10 Replies to “Which insurance plan shall i go far, endowment or money back or whole life or term. i am a bachelour earning 1?”

  1. I am not sure why you need insurance unless you have dependents. In any case, there is no reason to go for endowment,moneyback insurances unless they are ULIP based. Classic(non-ULIP) endowment etc plans give you a return of 3-5%. Do you really think it is wise to invest for 3-5% return? Put your money in MFs(thru SIP), invest in PPF(for safe investment). In PPF you get 8% returns(tax free). You decide – 8% or 5%. If you need protection(if you have dependents), buy a pure term plan. I will put it in simple words –
    If you buy term plan, it serves you.
    If you buy any other insurance(classic endowment, moneyback etc), it serves the insurance company. That’s why LIC (& others) don’t advertise term plan but you can see all the hulla about jeevan Shree, Jeevan varsha etc etc.
    You decide whether you want the insurance to serve you or the insurance company!


  2. If you are a bachelour, then why do you need life insurance?
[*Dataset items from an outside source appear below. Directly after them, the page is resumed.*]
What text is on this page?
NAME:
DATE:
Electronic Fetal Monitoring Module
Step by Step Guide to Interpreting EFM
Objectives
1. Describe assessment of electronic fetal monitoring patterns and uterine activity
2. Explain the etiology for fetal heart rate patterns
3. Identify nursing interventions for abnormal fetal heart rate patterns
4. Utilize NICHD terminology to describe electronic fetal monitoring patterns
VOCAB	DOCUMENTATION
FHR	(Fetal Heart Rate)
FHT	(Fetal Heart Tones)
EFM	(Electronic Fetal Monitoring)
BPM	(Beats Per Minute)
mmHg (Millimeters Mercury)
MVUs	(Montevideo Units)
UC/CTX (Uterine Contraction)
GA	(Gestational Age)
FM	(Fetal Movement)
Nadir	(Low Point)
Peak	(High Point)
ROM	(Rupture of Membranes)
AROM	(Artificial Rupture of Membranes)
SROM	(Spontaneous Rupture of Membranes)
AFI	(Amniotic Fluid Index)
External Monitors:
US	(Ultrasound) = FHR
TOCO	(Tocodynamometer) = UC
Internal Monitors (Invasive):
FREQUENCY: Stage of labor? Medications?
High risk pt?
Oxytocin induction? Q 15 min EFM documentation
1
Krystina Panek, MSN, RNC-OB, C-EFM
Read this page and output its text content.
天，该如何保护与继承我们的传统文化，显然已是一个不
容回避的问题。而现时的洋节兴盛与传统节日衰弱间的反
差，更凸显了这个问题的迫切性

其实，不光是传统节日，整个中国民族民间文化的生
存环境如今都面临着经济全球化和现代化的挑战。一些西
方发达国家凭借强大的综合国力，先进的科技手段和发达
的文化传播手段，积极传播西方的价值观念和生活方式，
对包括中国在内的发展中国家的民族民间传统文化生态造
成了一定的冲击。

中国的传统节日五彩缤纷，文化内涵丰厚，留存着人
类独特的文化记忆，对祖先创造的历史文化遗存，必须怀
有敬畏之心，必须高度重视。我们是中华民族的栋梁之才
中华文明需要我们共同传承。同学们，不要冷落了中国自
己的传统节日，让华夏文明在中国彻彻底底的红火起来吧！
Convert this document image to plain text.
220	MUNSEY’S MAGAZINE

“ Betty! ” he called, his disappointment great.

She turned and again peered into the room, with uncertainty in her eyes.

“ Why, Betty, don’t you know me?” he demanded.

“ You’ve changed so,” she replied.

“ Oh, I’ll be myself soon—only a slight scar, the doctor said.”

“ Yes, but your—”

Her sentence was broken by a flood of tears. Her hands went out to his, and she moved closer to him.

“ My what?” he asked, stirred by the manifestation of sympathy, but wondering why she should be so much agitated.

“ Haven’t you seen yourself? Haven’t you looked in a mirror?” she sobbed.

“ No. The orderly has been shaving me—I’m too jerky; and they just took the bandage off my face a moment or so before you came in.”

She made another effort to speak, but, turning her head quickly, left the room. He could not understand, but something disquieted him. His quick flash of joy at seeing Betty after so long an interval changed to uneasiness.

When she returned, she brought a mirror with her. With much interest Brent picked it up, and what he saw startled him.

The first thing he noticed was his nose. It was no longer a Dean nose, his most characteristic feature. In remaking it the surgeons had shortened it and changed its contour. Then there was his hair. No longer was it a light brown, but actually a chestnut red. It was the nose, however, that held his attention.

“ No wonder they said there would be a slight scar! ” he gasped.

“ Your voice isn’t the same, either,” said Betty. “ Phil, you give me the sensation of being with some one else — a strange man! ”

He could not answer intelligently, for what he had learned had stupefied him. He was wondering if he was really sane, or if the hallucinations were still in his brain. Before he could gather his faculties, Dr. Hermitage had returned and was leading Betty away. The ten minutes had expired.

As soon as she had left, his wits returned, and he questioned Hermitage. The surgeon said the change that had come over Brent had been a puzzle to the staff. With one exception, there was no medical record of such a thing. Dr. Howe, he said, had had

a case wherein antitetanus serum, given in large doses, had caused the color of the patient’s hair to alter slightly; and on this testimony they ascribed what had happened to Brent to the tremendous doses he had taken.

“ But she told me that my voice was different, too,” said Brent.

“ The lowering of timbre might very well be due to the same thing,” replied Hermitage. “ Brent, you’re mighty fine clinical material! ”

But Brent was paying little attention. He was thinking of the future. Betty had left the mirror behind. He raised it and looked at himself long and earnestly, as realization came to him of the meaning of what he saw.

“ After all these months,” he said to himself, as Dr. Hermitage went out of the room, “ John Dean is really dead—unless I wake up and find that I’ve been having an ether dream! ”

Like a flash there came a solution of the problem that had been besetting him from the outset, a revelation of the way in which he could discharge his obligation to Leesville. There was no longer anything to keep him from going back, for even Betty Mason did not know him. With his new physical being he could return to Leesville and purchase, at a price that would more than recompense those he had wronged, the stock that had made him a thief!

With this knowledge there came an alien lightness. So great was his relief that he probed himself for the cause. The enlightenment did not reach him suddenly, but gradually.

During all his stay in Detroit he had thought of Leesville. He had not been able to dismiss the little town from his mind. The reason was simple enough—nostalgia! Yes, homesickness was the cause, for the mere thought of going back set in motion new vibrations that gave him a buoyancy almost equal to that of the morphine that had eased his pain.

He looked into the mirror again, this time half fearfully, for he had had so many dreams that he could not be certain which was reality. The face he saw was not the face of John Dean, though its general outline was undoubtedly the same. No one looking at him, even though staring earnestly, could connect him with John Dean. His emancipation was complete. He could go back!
You are earning 1 what?

    Find a financial advisor. You might repost your question with more information under “personal investments”. Life insurance is not an investment.

  3. U have to figure out your future needs and exsigencies that may arise and then decide for the product. Do also check any laon outstanding.

    Further Life insurance products are only variations of term assurance and endowment policies. every insurer are having attractive schemen and products. all u need is to look out for your needs 10 years from now, then u can decide.

    Pension plan is also one u can think of. For further assistance to locate inurance companies visit

  4. Take out the investment component from your insurance plans. Go for a Term Insurance and invest the rest of the capital in good MF schemes through SIP (Systematic Investment Plan).

  5. Last post i was talking about various insurance options – One of the musts in ur insurance kitty is term plan.


    They offer u high insurance value at little cost..example : insured of Rs 20 Lakhs (as we had discussed in previous post) costs u only 5722 Rs per annum, while a money back plan costs u a whopping 67000.

    So y is the term plan so cheap..the flip side is..if u happen to survive the insured period (say 25 yrs), u dont get a dime back.that means an amount of (5722*25) 1,43,000 goes down the drain.

    So shud u go for it?????????? Ofcourse..there is no doubt about it..It is mandatory..the low costs outweigh the negatives.